Em período de férias escolares lembro-me de sair de casa logo pela manhã para brincar. Vestia uma muda de roupa lavada que nunca chegava intacta quando voltava para casa. Se dúvida houvesse do que tinha estado a fazer bastava olhar para a roupa e para os vestígios de terra e outras coisas. Em determinada altura gostava de brincar a construir casas. Algumas eram semelhantes à minha casa na altura e outras faziam parte do meu imaginário. Quando um dia for grande quero ter uma casa igual a esta! dizia. Ou então quando ia para a praia, as casas eram normalmente substituídas por castelos, que na verdade não deixam de ser casas, ainda que especiais. Mas nem todos os meus amigos gostavam de brincar a fazer casas ou até mesmo castelos. Na altura não percebia porquê. Até porque não havia nada de mais importante ou interessante para fazer. Mas ao fim de todo um conjunto de anos compreendo que alguns deles teriam determinadas dificuldades sensoriais.
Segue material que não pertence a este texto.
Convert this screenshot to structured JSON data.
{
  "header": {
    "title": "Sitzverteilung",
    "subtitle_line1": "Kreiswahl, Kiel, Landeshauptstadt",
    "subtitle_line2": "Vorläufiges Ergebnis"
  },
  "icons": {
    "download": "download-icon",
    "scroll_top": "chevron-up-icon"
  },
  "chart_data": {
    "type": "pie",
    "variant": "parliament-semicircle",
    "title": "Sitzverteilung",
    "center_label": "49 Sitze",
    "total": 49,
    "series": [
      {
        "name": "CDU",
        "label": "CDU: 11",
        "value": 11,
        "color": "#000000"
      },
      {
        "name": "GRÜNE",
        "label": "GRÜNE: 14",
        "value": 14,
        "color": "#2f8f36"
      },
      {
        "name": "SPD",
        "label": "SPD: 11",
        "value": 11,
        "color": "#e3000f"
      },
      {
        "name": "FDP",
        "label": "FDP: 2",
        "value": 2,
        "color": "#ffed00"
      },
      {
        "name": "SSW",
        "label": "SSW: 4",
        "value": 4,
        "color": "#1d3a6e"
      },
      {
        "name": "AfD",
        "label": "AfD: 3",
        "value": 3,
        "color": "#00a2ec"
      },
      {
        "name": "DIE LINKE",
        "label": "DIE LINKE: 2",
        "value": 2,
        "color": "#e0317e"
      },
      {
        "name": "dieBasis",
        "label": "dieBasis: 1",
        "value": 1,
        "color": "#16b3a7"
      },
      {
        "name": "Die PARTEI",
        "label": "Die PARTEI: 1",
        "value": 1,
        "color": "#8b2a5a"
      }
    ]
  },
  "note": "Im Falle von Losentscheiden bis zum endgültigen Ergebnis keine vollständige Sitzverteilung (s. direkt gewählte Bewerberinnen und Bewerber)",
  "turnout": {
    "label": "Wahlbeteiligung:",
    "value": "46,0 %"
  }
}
Agora que trabalho com pessoas autistas, as questões sensoriais são uma constante na vida de todos eles e ao longo do seu ciclo de vida. Isto porque, se há características que conseguem ser mudadas por aprendizagem. No caso das questões sensoriais o mesmo não pode ser feito dessa maneira. Ainda que a pessoa possa aprender a dessensibilizar para determinados estímulos. Contudo, uma coisa é certa, as questões sensoriais tem um impacto gigantesco na vida das pessoas autistas e tem consequências marcadas ao nível da saúde mental e na qualidade de vida. Ainda assim, a maior parte da investigação que é realizada nesta área prende-se mais com as características do processamento sensorial das pessoas autistas. E menos com a consideração pelos ambientes sensoriais aversivos que colocam exigências tão elevadas no processamento sensorial das pessoas autistas.
No entanto, as pessoas autistas continuam a referir que os ambientes sensoriais podem ser extremamente opressivos e podem apresentar barreiras no acesso a certos locais como supermercados, restaurantes, grandes lojas, escolas e ambientes médicos. Para além das normas de concepção, têm sido lançadas iniciativas para modificar a forma como os espaços são utilizados em todo o mundo, com a intenção de tornar os locais mais inclusivos do ponto de vista sensorial para as pessoas autistas e outras com diferenças de processamento sensorial. No entanto, estes exemplos ainda são em minoria face à realidade e necessidades prementes das pessoas.
Como tal, será fundamental que a própria investigação dentro e fora do autismo, assim como dentro de várias áreas do saber, seja da psicologia, arquitectura, física, engenharia, matemática, etc., possa ajudar a melhor compreender as necessidades que os edifícios e os espaços em si necessitam de ter para que estes se tornem adequados para as pessoas autistas e outras com dificuldades no processamento sensorial. E mais uma vez estou certo que esse tipo de alteração irá beneficiar qualquer um de nós.